Free and open to the public.

Artist Statement:
I began using different types of materials because I was looking for a new way to paint. Working with materials that already exist afford me associations that are beyond my invention. I see opportunities everywhere as paintings: in images that already exist, a surface that will respond to paint in a certain way, or it might simply come from an accident within the process of painting.

My studio work incorporates found materials and appropriated images in the creative process. This allows the images to become meaningful because of their symbolic association. Even though I seek to make my artwork approachable to the viewer, it isn’t something that dictates my decisions in the process of making art. I don’t work with a preconceived idea or notion of content at the onset. As meaning is assigned to the images and interrelationships develop, the content and direction eventually emerge as a byproduct of process. I'm interested in visual tension; whether this tension is created through chance, the use of humor, odd relationships, or the re-examining, re-hashing, and re-interpretation of close encounters with life.

In combining my Surrealists interest in the unconscious with a postmodern sensibility, I create evocative paintings and collages that are distinctively psychically charged. These multifaceted works are composed from cut or torn fragments from children’s coloring books or comic illustrations, and paper remnants. They often incorporate Disney characters and other recognizable cartoon icons. Images that are normally considered innocent and harmless are placed in illogical juxtapositions, resulting in a hybrid image composed of multiple parts.

Craig Hill Bio:
Craig Hill is a visual artist working in painting, collage, and mixed media sculpture. His work juxtaposes varied modes of representation, creating a visual mash-up that highlights how certain iconography expresses American belief structures. His work is filled with visual contradictions and playful circumstances that are arranged in a single anxious moment.

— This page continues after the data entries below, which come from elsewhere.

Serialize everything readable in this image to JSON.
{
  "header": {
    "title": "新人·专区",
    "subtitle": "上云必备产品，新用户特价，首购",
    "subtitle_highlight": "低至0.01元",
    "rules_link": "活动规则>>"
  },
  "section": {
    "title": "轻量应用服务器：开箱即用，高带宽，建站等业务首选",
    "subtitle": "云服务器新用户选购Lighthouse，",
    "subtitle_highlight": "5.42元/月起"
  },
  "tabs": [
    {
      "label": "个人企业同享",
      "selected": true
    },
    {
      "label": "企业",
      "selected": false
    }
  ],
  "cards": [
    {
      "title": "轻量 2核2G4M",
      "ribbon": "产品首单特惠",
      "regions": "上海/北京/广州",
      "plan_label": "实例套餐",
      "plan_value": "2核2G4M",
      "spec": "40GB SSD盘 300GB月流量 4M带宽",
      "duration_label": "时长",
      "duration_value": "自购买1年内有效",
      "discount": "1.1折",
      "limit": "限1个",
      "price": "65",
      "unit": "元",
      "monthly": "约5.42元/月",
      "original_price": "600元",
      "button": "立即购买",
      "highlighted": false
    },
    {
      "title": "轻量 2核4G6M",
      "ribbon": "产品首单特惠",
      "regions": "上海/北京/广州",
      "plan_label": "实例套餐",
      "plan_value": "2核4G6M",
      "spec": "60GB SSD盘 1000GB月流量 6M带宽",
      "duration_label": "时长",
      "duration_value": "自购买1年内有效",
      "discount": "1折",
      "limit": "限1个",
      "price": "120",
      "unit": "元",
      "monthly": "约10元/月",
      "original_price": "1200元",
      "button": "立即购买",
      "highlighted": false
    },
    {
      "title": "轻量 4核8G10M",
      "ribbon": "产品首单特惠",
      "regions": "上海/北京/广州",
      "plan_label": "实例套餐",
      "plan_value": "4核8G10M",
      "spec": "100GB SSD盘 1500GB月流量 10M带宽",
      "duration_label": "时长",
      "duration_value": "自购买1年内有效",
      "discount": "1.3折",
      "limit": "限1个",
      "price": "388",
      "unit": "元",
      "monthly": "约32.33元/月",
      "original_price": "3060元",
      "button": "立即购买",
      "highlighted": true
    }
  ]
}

Hill’s work presents its own language of absurdity, both human and artistic. His paintings, sculptures, and works on paper have become expressive mediums that are crude and comical. The images are sometimes outrageous and its content seemingly trivial, but each piece contains a social message that is obvious although ambivalent. By recasting appropriated images and objects in a close vernacular to childhood fantasies, irrational doodles, or anonymous graffiti, Hill makes them appear humorous and innocent, thus allowing him to exploit Pop Art’s social significance as a mass culture critique.

Hill earned his BFA in Drawing from the Atlanta College of Art in 1998 and his MFA in Painting and Printmaking from the Rhode Island School of Design in 2001. Currently he teaches painting and drawing as an assistant professor at Kenyon College in Gambier, Ohio. Hill has exhibited extensively, in group and solo shows in Washington D.C., New Orleans, Minneapolis, Boston, Atlanta, Providence, Philadelphia, Brooklyn, and Columbus, Ohio.